Toca en su alma sus sueños. Despierta lo que está dormido. Yo no sé si lo comprendieron. Pero quizás vieron en los ojos de Jesús un amor personal, hondo. Sus ojos comprensivos. Y un deseo: “Venid conmigo”.
Sí. Querían estar con Él. Vivir con Él. ¿Qué tendría Jesús para que esos hombres de corazón limpio se fuesen inmediatamente con Él? ¡Qué confianza más honda! Esa es la llamada de Jesús. A vivir con Él. Desde lo que soy. Desde mis redes y mi barca.
Pienso que la vida cristiana es eso, hacer lo mismo que hago pero con Jesús. Él lo cambia todo.
Si viniese a mí. ¿Qué lenguaje usaría para que yo lo comprendiese? ¿Qué sueños despertaría en mi corazón?
A los pescadores les habló de pescar hombres, de cuidar a otros, de entregar la vida por otros. De ser padres. ¿Cómo me hablaría a mí?
Ellos no hicieron cálculos. No pensaron en los pros y en los contras. Me impresiona mucho ese sí inmediato, sin dudas, sin miedos. Lo dejan todo. Sus redes y su barca. Sin dudarlo. Sin consultar a nadie, sin pedir más información.
“Inmediatamente dejaron las redes y lo siguieron. Un poco más adelante vio a Santiago, hijo de Zebedeo, y a su hermano Juan, que estaban en la barca repasando las redes. Los llamó, dejaron a su padre Zebedeo en la barca con los jornaleros y se marcharon con Él”. Marcos 1, 14-20.
No necesitaban ninguna otra seguridad que esa cercanía de Jesús que todo lo cambia. Con Él todo merece la pena. No era un salto al vacío.
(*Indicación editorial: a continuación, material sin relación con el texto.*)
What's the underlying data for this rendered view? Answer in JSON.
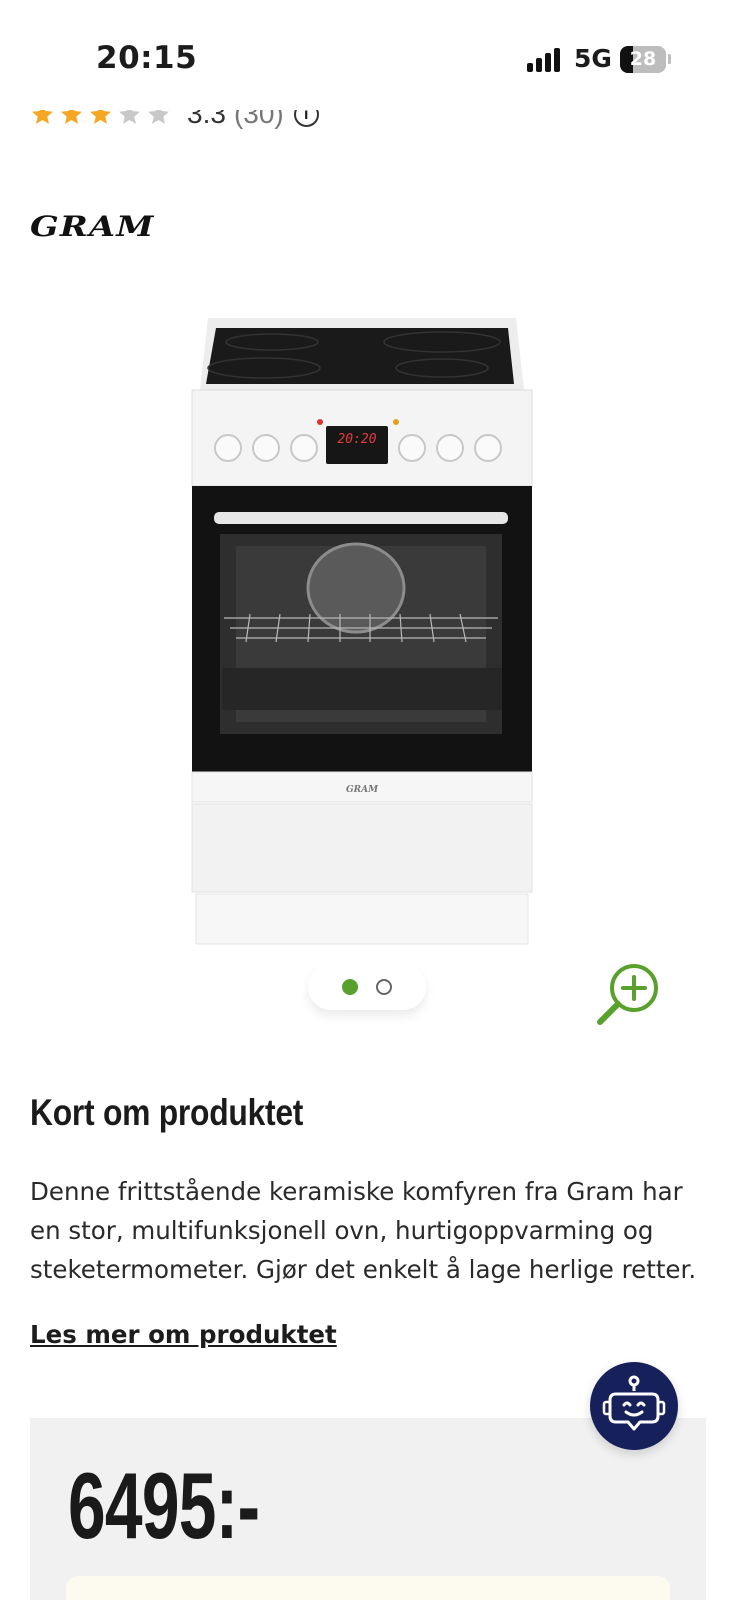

A veces, cuando nos toca dar saltos en la oscuridad y quedarnos sin nada, el corazón tiembla. La experiencia de dejar algo para ponerse a buscar, pero sin tener nada, es muy difícil.
Es la experiencia de desierto. De empezar. De despojarse de todo y buscar eso que llena el corazón, para lo que estamos hechos.
Ellos lo dejaron inmediatamente porque lo encontraron a Él. Se despojaron de algo porque habían encontrado lo que buscaban sin saberlo, lo que respondía a ese grito del alma que tapamos tantas veces.
Es el tesoro en el campo por el que merece la pena venderlo todo. Dejaron las redes. Dejaron a su padre en la barca. Pero habían encontrado el sentido de sus vidas. Su camino. La aventura de navegar más allá, más profundo, con Jesús.
Jesús nos dice siempre: “Ven conmigo. Ven y te ayudaré a vivir en profundidad, a mirar en lo hondo. Ven conmigo y verás que la vida merece la pena, también cuando no comprendas, también cuando haya dolor. Ven conmigo y el mar será cada vez más ancho”.
Y se marcharon con Él. Nunca se separaron. Jesús siempre estuvo con ellos. Cada día. Así quiero vivir yo siempre. Navegar a su lado.